In South Africa, Protesters Call For President's Resignation

AUDIE CORNISH, HOST:

Tens of thousands of protesters marched in South Africa's capital today calling for President Jacob Zuma to resign. It's the second round of mass protests in less than a week. There's widespread frustration over a string of political scandals and a lackluster economy. As Peter Granitz reports from Pretoria, pressure is mounting on the president from both outside and inside his party.

PETER GRANITZ, BYLINE: Today is President Zuma's 75th birthday. And while he celebrated the milestone in Johannesburg, some 30,000 people flocked to the lawn outside the presidential offices in Pretoria. The message was clear.

NTEGBELNG NTHULE: We all have one mission - to bring the president down.

GRANITZ: That's Ntehbelng Nthule. She has three degrees and no permanent job, so she traveled two and a half hours to join the protests. She wears the red shirt of the Economic Freedom Fighters. That's a political party that splintered from the African National Congress, the party Zuma leads and the party that has dominated South African politics since democracy began in 1994.

It's led by Julius Malema. He and other opposition leaders, many with vastly different ideologies, are hoping the demonstration forces hesitant ANC members of parliament to support a no-confidence vote.

JULIUS MALEMA: Enough is enough. We can't take it anymore.
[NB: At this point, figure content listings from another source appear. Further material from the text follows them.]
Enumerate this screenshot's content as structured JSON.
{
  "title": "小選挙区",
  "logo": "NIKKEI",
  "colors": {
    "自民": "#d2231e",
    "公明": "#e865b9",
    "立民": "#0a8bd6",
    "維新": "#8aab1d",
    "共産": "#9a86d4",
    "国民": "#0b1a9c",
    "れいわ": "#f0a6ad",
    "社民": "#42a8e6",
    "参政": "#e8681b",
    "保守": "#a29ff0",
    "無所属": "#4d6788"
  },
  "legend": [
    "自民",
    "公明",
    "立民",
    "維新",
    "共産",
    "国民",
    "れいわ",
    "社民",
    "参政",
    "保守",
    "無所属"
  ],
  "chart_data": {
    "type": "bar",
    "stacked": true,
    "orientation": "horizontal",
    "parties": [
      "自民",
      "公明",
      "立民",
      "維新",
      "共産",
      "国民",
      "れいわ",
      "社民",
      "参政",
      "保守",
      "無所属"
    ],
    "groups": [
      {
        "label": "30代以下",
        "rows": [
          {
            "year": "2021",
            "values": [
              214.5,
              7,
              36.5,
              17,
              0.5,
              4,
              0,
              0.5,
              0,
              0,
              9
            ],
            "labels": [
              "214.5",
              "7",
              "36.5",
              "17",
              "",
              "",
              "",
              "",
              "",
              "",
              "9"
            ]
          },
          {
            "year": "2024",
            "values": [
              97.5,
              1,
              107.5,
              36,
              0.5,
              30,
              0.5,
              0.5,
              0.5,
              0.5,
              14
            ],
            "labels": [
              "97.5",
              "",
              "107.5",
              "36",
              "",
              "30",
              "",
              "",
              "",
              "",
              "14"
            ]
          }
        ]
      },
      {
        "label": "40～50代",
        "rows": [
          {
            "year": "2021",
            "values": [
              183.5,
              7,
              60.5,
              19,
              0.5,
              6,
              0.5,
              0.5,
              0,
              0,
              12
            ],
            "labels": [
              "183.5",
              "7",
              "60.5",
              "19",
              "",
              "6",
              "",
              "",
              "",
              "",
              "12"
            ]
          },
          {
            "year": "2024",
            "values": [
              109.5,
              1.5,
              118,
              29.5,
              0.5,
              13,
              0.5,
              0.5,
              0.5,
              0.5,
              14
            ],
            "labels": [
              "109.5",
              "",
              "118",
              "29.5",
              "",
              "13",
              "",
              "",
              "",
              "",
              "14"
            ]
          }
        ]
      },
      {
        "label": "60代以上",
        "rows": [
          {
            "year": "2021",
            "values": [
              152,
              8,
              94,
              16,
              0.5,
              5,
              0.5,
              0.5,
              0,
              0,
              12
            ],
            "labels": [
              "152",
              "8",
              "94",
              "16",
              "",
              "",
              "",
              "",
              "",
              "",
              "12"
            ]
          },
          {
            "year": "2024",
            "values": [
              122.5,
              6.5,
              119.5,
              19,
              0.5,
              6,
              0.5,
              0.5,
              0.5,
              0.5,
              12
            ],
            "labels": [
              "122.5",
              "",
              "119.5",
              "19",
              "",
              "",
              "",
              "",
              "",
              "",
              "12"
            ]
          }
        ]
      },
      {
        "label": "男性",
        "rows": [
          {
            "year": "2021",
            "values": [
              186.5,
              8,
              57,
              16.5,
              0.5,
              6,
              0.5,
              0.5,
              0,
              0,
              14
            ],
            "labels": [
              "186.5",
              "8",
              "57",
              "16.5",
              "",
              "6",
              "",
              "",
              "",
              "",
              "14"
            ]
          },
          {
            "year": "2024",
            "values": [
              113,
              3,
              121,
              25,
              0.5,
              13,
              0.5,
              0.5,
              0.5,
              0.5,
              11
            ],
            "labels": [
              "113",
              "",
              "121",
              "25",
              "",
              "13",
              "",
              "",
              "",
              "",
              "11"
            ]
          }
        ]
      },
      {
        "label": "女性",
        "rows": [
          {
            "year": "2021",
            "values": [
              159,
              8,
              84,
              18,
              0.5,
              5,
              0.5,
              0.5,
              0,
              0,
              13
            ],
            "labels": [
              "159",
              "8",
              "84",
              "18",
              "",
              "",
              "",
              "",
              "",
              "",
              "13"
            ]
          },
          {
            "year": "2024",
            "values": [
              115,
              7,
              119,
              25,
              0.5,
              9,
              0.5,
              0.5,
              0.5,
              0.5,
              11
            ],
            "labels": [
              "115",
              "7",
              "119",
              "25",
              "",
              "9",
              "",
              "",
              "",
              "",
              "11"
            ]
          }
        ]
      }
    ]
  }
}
GRANITZ: A vote of no-confidence would force Zuma from office. He's survive several before, so the opposition parties are petitioning the courts to allow for a secret ballot. There is growing pressure on Zuma, who late last month fired his respected Finance Minister Pravin Gordhan. Two credit ratings agencies downgraded South Africa to junk status following the move, so it's going to get more expensive to borrow money here, and food prices could rise. That worries pensioner Ida Hlatshwayo who supports her children and grandchildren with a government grant.

IDA HLATSHWAYO: Our children - they're not working. We got no money.